It’s a sombre payday weekend for most people as the doors of liquor retailers remain shuttered despite calls for the end of South Africa’s contentious ban on the sale of alcohol.

At the heart of the dry throats is the government’s reinstated alcohol ban this month that came with no warning after the first one was briefly lifted last month. A spike in trauma cases related to alcohol consumption led to the reinstatement of the ban following fears that hospital beds that could be going to Covid-19 patients ahead of the spike will not be available. 

South Africa is expected to reach its peak in Covid-19 cases in September after crossing the 400 000 case mark this week.  

The ban has seen distress suffered by big alcohol producers such as Distell, AbInbev all the way through to tavern owners and restaurateurs.
But the impact is also great down the value chain as glass makers keep their furnaces burning in the hopes that the ban can be lifted and they can begin to start clawing back the revenue they are losing.

At Consol Glass, the cost of the ban has been too high and is threatening to bring the 75-year old company to its knees. 

Consol lost R3.5bn in sales and production during the first alcohol ban.  

Every day, the glass producer has to keep its furnaces running, it costs some R8 million a day.

Turning the furnaces off means they will have to be rebuilt.

Although the company continues to generate revenue by producing glass for essential products such as containers for food, pharmaceuticals and non-alcoholic beverages, this only accounts for 15% of its total sales.

South Africa’s glass packaging industry’s sales are made up 85% legal alcoholic beverages. 

“We estimate the reinstated alcohol ban will have the same dire consequences as the first ban, another eight weeks of no sales means another R1.35bn lost to the business and the possibility of the closure of around half our facilities as well as further salary sacrifices and short time for employees,” said Mike Arnold, CEO of Consol Glass.
Arnold said the industry needs to run at rates of 75% or higher to pay staff suppliers in the glass manufacturing supply chain. 

The industry contributes R11.8 billion to the country’s GDP and employs more than 26 000 people.

“The closure of the glass industry and failure of suppliers in the value chain would deindustrialise the South African economy by around R20 billion and the country would have to become a net importer of glass packaging and other related products,” Arnold said. 

The ban has also placed glass industry suppliers of raw materials such as silica sand, limestone, soda ash, feldspar, iron slag and cullet at risk.

For Isanti Glass, the conclusion of its acquisition of 60% of Nampak’s glass business was meant to be a fresh start.

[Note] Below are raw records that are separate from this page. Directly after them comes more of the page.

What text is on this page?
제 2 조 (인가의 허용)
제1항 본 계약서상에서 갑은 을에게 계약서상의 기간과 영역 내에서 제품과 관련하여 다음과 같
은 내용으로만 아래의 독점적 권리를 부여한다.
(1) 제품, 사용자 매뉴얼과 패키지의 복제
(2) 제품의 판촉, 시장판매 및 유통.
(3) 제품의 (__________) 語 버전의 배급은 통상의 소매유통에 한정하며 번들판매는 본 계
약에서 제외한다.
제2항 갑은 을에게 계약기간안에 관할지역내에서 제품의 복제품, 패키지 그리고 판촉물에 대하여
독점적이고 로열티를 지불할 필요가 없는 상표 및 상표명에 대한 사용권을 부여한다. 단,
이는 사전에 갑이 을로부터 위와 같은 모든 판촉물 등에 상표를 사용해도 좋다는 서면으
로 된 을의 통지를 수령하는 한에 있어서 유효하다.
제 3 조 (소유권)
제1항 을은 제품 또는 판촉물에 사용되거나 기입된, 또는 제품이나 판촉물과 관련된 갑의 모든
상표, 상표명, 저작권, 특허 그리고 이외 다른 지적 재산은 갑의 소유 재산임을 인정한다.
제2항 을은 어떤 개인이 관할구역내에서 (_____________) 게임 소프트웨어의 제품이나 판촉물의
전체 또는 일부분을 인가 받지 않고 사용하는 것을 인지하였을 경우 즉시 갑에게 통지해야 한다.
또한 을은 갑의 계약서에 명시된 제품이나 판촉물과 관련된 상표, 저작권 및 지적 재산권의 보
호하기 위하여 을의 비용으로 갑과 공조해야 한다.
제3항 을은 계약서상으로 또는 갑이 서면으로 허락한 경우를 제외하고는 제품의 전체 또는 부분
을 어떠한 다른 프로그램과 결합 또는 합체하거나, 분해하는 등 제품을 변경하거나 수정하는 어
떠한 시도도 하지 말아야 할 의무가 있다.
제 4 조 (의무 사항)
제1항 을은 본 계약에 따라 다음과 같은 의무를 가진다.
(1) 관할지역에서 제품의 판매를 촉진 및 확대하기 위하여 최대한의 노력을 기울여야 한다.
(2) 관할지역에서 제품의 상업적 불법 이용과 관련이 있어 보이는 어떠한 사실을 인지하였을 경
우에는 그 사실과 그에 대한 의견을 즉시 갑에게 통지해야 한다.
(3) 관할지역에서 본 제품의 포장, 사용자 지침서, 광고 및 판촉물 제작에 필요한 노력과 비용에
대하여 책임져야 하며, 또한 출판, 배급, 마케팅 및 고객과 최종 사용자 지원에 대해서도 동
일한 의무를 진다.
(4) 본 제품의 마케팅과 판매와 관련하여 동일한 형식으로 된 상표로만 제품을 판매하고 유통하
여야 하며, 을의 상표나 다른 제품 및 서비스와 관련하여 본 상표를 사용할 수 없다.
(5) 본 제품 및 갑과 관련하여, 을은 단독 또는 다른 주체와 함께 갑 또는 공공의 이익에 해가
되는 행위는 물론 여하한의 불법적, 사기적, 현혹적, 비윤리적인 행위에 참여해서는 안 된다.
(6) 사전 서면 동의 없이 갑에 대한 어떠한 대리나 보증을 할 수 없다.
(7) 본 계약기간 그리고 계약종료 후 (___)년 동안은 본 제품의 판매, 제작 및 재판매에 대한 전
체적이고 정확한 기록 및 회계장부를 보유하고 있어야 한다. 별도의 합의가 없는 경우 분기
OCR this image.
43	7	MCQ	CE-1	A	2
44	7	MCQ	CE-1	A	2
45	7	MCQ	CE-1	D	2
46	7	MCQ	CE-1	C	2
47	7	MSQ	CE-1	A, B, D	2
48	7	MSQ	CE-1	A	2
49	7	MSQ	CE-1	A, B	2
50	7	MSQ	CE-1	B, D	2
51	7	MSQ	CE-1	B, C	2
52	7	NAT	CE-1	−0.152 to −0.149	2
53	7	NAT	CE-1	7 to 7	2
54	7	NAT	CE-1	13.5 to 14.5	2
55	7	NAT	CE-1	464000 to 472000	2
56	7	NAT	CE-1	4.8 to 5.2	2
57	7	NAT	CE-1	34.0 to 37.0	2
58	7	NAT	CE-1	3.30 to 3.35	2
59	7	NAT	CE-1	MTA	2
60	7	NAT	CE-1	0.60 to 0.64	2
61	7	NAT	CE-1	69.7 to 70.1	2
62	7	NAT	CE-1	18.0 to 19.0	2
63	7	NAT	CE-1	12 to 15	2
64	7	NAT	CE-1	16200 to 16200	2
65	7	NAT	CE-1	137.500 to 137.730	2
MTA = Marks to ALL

But instead of celebrating, the company has to deal with the reality that it may have to close down at the end of August.
Isanti finalised its acquisition of Nampak Glass in April through a joint venture with AB Inbev subsidiary, South African Breweries.

Together with Consol and Isanti makes up SA’s largest glass producers.

And like Consol, the company spends R8 million a day to keep its furnaces going, rebuilding its nine furnaces would cost R500 million, said Shakes Matiwaza managing director of Isanti.  

“We understand where government is coming from, there is this delicate balance between saving lives and livelihoods. Obviously alcohol has its own negative side in terms of trauma cases that go up when people are out drinking.”

However, he suggested that South Africa rather have a restriction on the consumption of alcohol, saying it will take years to recover from the long term effects of the ban.

Although it has sold its glass business packaging company Nampak, will not get out of the pandemic unscathed.

Erik Smuts, CEO of Nampak said the primary impact of Covid-19 on the company is on its product lines related to packaging.

Smuts said he expects the pandemic to put Nampak’s profitability under pressure.

Nampak’s remaining businesses are in plastics, paper and metal.

“While most of our operations continued to operate, the prohibition of alcoholic beverage sales in South Africa, a general shift towards preserving cash by customers and softer demand for goods considered non-essential have negatively impacted on the utilisation of key operations.

 “As a result, average factory utilisation levels were significantly below normal seasonally adjusted levels as of April 2020.”